Mamdani’s views on Israel have already stirred significant public controversy. He has refused to recognize Israel as a Jewish state, has defended protesters chanting “Globalize the Intifada,” and co-founded a chapter of Students for Justice in Palestine that invited speakers with documented links to anti-American and anti-Israel extremism.

As The New York Post recently reported, one such speaker, As’ad AbuKhalil, once claimed that the U.S. “brought 9/11 on itself” and praised George Habash, founder of the Popular Front for the Liberation of Palestine—a group designated as a terrorist organization by the U.S. government.

Mamdani’s public silence on these affiliations, combined with his policy platform, has led many to conclude that his ideological program is rooted less in education reform and more in radical re-engineering of city institutions. The UFT, they argue, has become an enabler.

For moderate Democrats and independents, the UFT’s endorsement serves as a sobering reminder of how quickly institutions can become unmoored from their foundational missions. What began as a union dedicated to advancing the rights of educators has, in the eyes of many, become a political instrument for a narrow ideological faction.
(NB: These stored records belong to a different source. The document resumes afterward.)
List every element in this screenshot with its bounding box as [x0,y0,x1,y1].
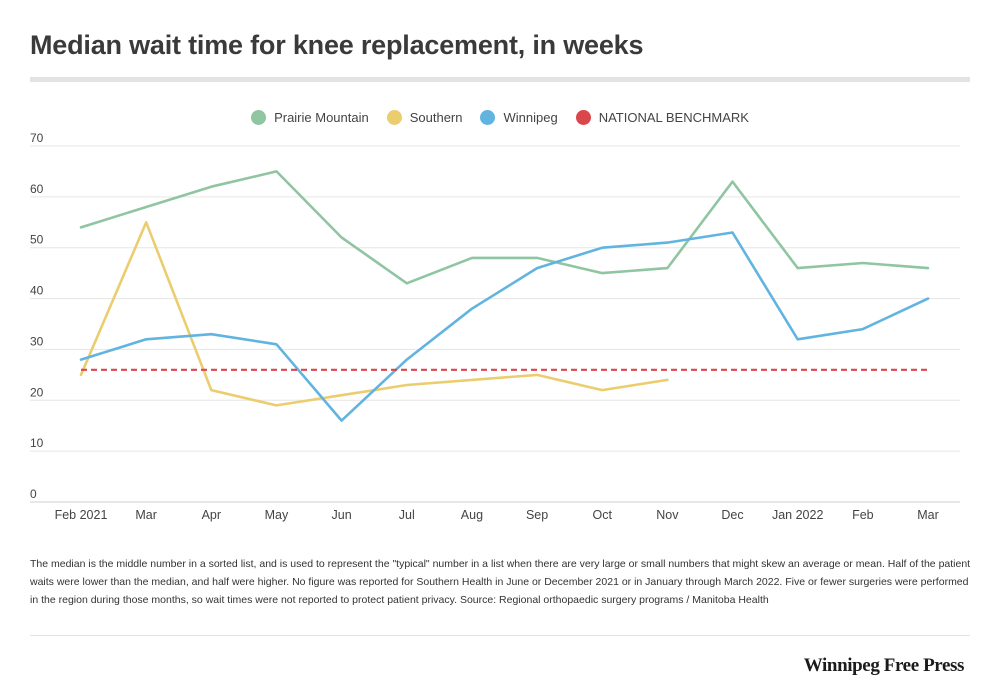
series-line-prairie-mountain [79,170,930,285]
y-tick-label-10: 10 [30,436,44,450]
x-tick-label-4: Jun [332,508,352,522]
y-tick-label-20: 20 [30,385,44,399]
x-tick-label-1: Mar [135,508,157,522]
legend-swatch-winnipeg [480,110,496,125]
x-tick-label-11: Jan 2022 [772,508,823,522]
x-tick-label-6: Aug [461,508,483,522]
x-tick-label-10: Dec [721,508,743,522]
y-tick-label-50: 50 [30,233,44,247]
series-line-southern [79,221,669,407]
x-tick-label-9: Nov [656,508,679,522]
legend-swatch-prairie-mountain [251,110,267,125]
series-line-winnipeg [79,231,930,422]
x-tick-label-7: Sep [526,508,548,522]
chart-title: Median wait time for knee replacement, i… [30,30,644,60]
x-tick-label-2: Apr [202,508,221,522]
legend-label-winnipeg: Winnipeg [503,110,558,125]
y-tick-label-60: 60 [30,182,44,196]
x-tick-label-3: May [265,508,289,522]
y-tick-label-70: 70 [30,131,44,145]
chart-footnote: The median is the middle number in a sor… [30,558,971,606]
x-tick-label-12: Feb [852,508,874,522]
title-divider [30,77,970,82]
legend-item-southern: Southern [386,110,463,125]
y-tick-label-0: 0 [30,487,37,501]
brand-logo: Winnipeg Free Press [803,655,965,676]
x-tick-label-5: Jul [399,508,415,522]
chart-legend: Prairie Mountain Southern Winnipeg NATIO… [0,110,1000,125]
legend-label-prairie-mountain: Prairie Mountain [274,110,369,125]
legend-item-winnipeg: Winnipeg [480,110,558,125]
legend-item-national-benchmark: NATIONAL BENCHMARK [575,110,749,125]
legend-swatch-southern [386,110,402,125]
y-tick-label-30: 30 [30,334,44,348]
legend-label-southern: Southern [409,110,463,125]
y-tick-label-40: 40 [30,284,44,298]
x-tick-label-8: Oct [593,508,613,522]
footer-divider [30,635,970,636]
legend-swatch-national-benchmark [575,110,591,125]
legend-label-national-benchmark: NATIONAL BENCHMARK [598,110,749,125]
x-tick-label-13: Mar [917,508,939,522]
x-tick-label-0: Feb 2021 [55,508,108,522]
legend-item-prairie-mountain: Prairie Mountain [251,110,369,125]
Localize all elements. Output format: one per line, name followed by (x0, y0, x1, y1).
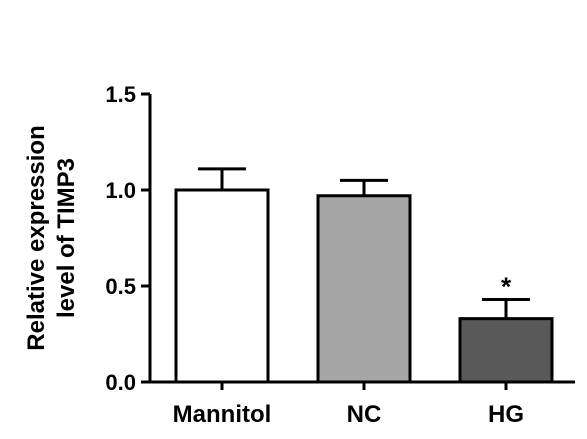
bars (174, 188, 554, 384)
y-axis-label: Relative expression level of TIMP3 (23, 125, 80, 350)
x-tick-label: Mannitol (173, 401, 272, 428)
x-tick-label: HG (488, 401, 524, 428)
error-bars (198, 167, 530, 319)
bar-hg (458, 317, 554, 384)
x-tick-label: NC (347, 401, 382, 428)
significance-star: * (501, 271, 512, 301)
y-tick-label: 1.5 (105, 82, 136, 107)
y-tick-label: 0.0 (105, 370, 136, 395)
y-tick-label: 0.5 (105, 274, 136, 299)
y-axis-label-line: Relative expression (23, 125, 50, 350)
y-ticks: 0.0 0.5 1.0 1.5 (105, 82, 150, 395)
y-tick-label: 1.0 (105, 178, 136, 203)
x-tick-labels: Mannitol NC HG (173, 382, 524, 428)
y-axis-label-line: level of TIMP3 (53, 158, 80, 318)
bar-nc (316, 194, 412, 384)
bar-mannitol (174, 188, 270, 384)
significance-markers: * (501, 271, 512, 301)
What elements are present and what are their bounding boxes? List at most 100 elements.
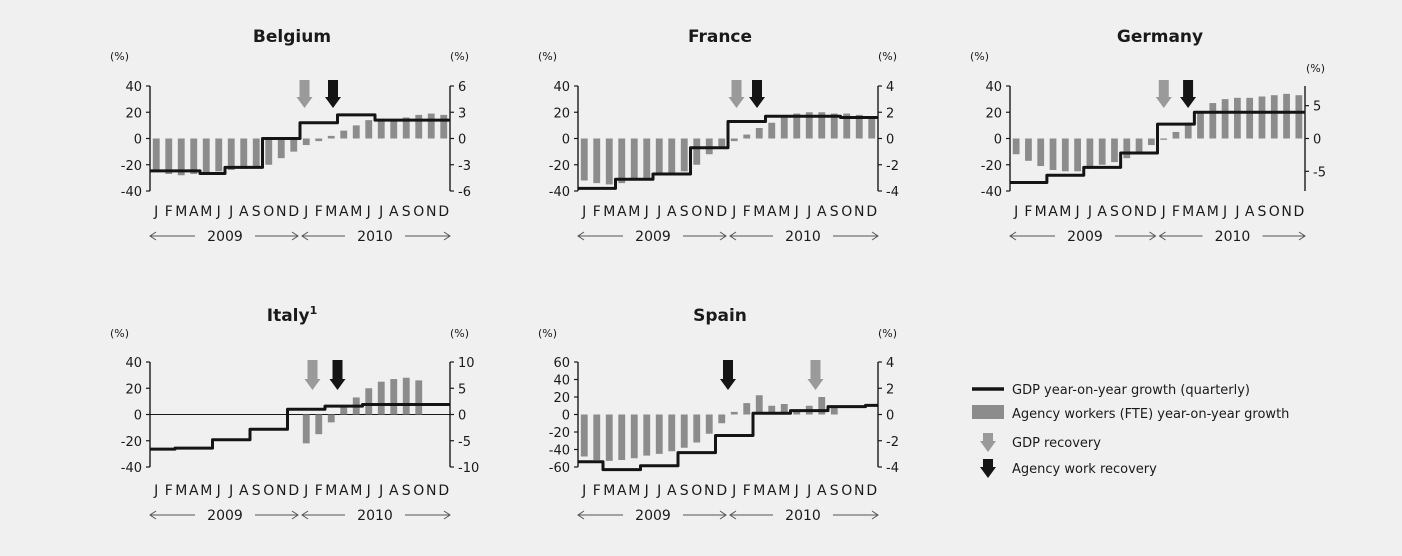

The New York public school system—already burdened by declining enrollment, persistent racial and economic achievement gaps, and post-pandemic learning loss—now faces the prospect of being subjected to an experimental model of “co-governance” that may lack clear accountability.

As The New York Post editorial board warned, “Entrusting the future of our children to ideologues more interested in politics than pedagogy is a recipe for civic disaster.”

Mamdani, who will face Curtis Sliwa and independent Democrats Eric Adams, Andrew Cuomo, and Jim Walden in the general election, has yet to provide a detailed explanation of how his “co-governance” model would function in practice.

Would it resemble the failed governance boards of the 1990s, rife with political infighting and paralysis? Would it empower activist groups with little experience in education? Would parental input be selectively curated based on ideological alignment?

These are the unanswered questions that now loom over New York’s future.

In the weeks ahead, voters will decide not just the next mayor but the ideological direction of the public school system. As the UFT and its allies press forward, critics are left asking: at what cost?